EV Construction unveiled its new ice cream truck, EV Sweets and Treats, to bring ice cream to job sites in an effort to give workers something to look forward to.

Of course, none of that matters if you can’t find the talent, and Petrini said companies have to find “creative sources” for it. First, though, companies have to decide what the short- and long-term solutions to solving the talent crisis might be.

And, she pointed out, there can’t just be one source.

“One approach isn’t going to work, so we have to open our doors wider,” she said. “We have so many pools of people who are sitting on the sidelines, that potentially, as companies, we haven’t maximized.”

Among those pools are women. Petrini said a million women had to return home during the pandemic and now they want back in the game. But businesses aren’t always picking from that pool.

“Many women want to come back to work, but they’re in a child care desert or they need more flexibility or they’re caring for elder family members and trying to figure out how to maneuver life and children and work,” Petrini said. “Is it better to have no one or is it better to have someone and maybe do job sharing, or maybe create some kind of really flexible schedule for someone to be able to come in?”

Another untapped pool of talent, she said, are baby boomers, many of whom left the workforce during the pandemic.

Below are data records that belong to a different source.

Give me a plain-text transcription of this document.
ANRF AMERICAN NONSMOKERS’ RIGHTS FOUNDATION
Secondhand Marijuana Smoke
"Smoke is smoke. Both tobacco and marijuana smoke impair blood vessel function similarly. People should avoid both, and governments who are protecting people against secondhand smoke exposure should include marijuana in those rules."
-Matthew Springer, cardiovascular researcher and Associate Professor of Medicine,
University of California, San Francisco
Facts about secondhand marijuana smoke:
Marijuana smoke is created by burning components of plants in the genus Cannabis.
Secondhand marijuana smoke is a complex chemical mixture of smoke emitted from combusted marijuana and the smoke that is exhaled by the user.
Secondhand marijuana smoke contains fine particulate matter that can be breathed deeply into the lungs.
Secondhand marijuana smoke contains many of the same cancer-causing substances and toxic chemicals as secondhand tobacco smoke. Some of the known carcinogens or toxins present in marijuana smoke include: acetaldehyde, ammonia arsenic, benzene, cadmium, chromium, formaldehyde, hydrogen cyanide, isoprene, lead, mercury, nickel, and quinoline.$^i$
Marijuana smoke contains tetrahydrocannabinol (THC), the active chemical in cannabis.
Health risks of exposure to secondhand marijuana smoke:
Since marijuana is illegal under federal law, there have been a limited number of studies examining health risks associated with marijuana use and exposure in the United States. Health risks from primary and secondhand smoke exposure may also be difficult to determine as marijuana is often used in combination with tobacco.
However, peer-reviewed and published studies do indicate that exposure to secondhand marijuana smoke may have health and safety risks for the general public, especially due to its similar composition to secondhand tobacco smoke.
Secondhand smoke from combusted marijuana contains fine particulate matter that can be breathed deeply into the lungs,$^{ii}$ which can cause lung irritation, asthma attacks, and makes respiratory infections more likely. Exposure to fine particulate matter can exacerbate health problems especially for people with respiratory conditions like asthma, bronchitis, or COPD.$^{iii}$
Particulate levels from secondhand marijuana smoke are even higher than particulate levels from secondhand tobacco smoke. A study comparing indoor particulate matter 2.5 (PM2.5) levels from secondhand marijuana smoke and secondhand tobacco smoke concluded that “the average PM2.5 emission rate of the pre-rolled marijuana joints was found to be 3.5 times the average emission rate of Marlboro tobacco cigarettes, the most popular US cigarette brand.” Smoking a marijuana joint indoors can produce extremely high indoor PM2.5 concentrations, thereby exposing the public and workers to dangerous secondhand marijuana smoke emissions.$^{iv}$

By 2030, she said, the entire baby boomer population will be at retirement age.

“It’s one of our larger workforces and also one of our very hard-working workforces,” she said. “Think about what you can do to retain your baby boomers that are already there, but to attract them back in, with them having control of their schedule.”

Another way for companies to engage their employees, according to Novakoski, is to get them involved in planning the direction of the organization.

EV Construction does a three-year development plan every three years. Novakoski said that six years ago, 70 of the company’s 150 employees got involved in the planning.

“We had people who were employees for two weeks and people who’d been there 20 years, with their opinions and learning about the company, and adding their say as to where we were going,” Novakoski said. “Getting more people involved than just the C-suite in building where the company is going, whether it’s a hi-lo driver or an accounts payable clerk or a vice president … they all have a say in where the company is going.

“When they go home at night and say, ‘I spent the day in this conversation around where our really cool and unique company is going,’ they stick around. It is recruitment, it is retention, it is actively engaging people.”